Pertama, disertasi yang dia tulis harus menjadi batu pijakan yang kokoh untuk “positioning” dalam masyarakat akademik di dunia dan Indonesia, terutama dalam bidang humanities. Maksud dia, di Indonesia telah ada beberapa sejarawan agama seperti Azyumardi Azra, ada filosof agama seperti Amin Abdullah, ada filolog agama seperti Oman Fathurrahman, ada scholar tentang radikalisme seperti Noorhaidi Hasan. Saya harus punya kepakaran dan spesialisasi yang orang lain tidak punya. Dengan studinya di Amerika Serikat dalam bidang Religious Studies (Kajian Agama), dia akhirnya memilih untuk menjadi ahli dalam bidang “Minority Religions & Religious Sects,” lebih spesifik lagi kepakaran yang dia ambil adalah ahli comparative religions within a single religious tradition (Islam) dan kajian tentang “konsep, teori, dan praktek heresy”. Bidang ini meliputi (1) sekte-sekte sempalan dari Islam dan kemudian membentuk agama baru seperti Baha’i Faith; (2) Sekte-sekte yang masih dalam Islam seperti Ismaili; (3) Sekte yang berada antara Islam dan agama sendiri seperti Ahmadiyah dan Druze. Di Indonesia banyak sekali sekte/aliran keagamaan yang bisa dimasukkan dalam tiga kategori itu, seperti Lia Eden, Satrio Piningit, Wetu Telu, dan berbagai aliran kebatian.
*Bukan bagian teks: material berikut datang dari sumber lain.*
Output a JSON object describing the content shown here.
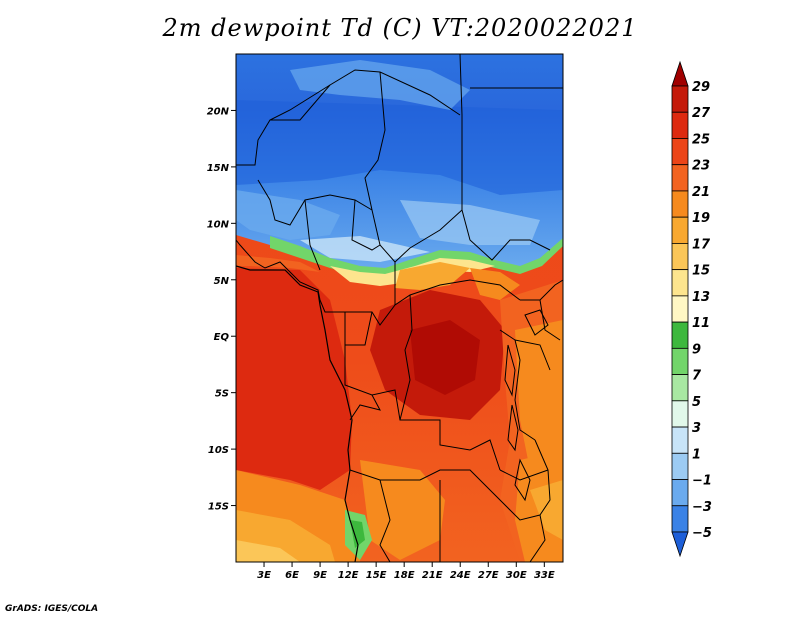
{
  "title": "2m dewpoint Td (C) VT:2020022021",
  "credit": "GrADS: IGES/COLA",
  "map": {
    "lon_range": [
      0,
      35
    ],
    "lat_range": [
      -20,
      25
    ],
    "lat_ticks": [
      {
        "value": 20,
        "label": "20N"
      },
      {
        "value": 15,
        "label": "15N"
      },
      {
        "value": 10,
        "label": "10N"
      },
      {
        "value": 5,
        "label": "5N"
      },
      {
        "value": 0,
        "label": "EQ"
      },
      {
        "value": -5,
        "label": "5S"
      },
      {
        "value": -10,
        "label": "10S"
      },
      {
        "value": -15,
        "label": "15S"
      }
    ],
    "lon_ticks": [
      {
        "value": 3,
        "label": "3E"
      },
      {
        "value": 6,
        "label": "6E"
      },
      {
        "value": 9,
        "label": "9E"
      },
      {
        "value": 12,
        "label": "12E"
      },
      {
        "value": 15,
        "label": "15E"
      },
      {
        "value": 18,
        "label": "18E"
      },
      {
        "value": 21,
        "label": "21E"
      },
      {
        "value": 24,
        "label": "24E"
      },
      {
        "value": 27,
        "label": "27E"
      },
      {
        "value": 30,
        "label": "30E"
      },
      {
        "value": 33,
        "label": "33E"
      }
    ]
  },
  "colorbar": {
    "labels": [
      "29",
      "27",
      "25",
      "23",
      "21",
      "19",
      "17",
      "15",
      "13",
      "11",
      "9",
      "7",
      "5",
      "3",
      "1",
      "−1",
      "−3",
      "−5"
    ],
    "colors": [
      "#a00000",
      "#c41a0a",
      "#dd2a10",
      "#ec4518",
      "#f26320",
      "#f68a1e",
      "#f8a830",
      "#fbc658",
      "#fde58e",
      "#fff7c4",
      "#3db83d",
      "#72d56a",
      "#a8e8a2",
      "#e2f8ea",
      "#c8e4f8",
      "#9ccbf3",
      "#6aaaee",
      "#3a82e6",
      "#1e5fd8"
    ]
  }
}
“Beruntung saya mendapat pendidikan yang menekankan teori dan metodologi yang kuat dalam bidang ini dari kuliah-kuliah saya selama ini, terutama dari Dept. of Religious Studies Univ California – Santa Barbara. Nah, disertasi saya harus memiliki pijakan yang kuat dalam area/kepakaran yang saya pilih itu,” kata Ahmad Najib.
Level Internasional
Kriteria kedua dalam penentuan disertasinya adalah bahwa kajian yang dia ambil harus mampu mengangkat dirinya dari sekadar pengakuan akademik tingkat nasional menuju level internasional atau keluar dari boundaries of Indonesian studies. Maksudnya, kontribusi yang dia berikan dalam penulisan disertasi harus memberikan dampak yang lebih luas dari lingkup Indonesia. Ia harus memberi manfaat secara global atau bisa dipakai sebagai acuan pada kajian yang serupa di negara lain. Ia pernah membuat prospektus atau proposal disertasi tentang Muhammadiyah, tapi proposal ini dibatalkannya karena tidak memenuhi kriteria ini. Kemudian, ia membuat lagi proposal tentang construction of Islamic authenticity dengan membandingkan antara kelompok traditionalist, modernist, neo-modernist, dan post-traditionalist. Kembali, tema ini dibatalkannya dengan alasan yang agak sama. Najib lantas membuat prospektus tentangIndonesian Islam dengan harapan bisa menemukan pattern tentang Islam khas Indonesia/Asia Tenggara yang berbeda dari Islam di tempat lain. Meski kriteria ini mendekati kriteria yang bisa membawanya ke kancah internasional, tapi ia tidak memenuhi kriteria pertama. Ini lebih merupakan area studies, bukan religious studies.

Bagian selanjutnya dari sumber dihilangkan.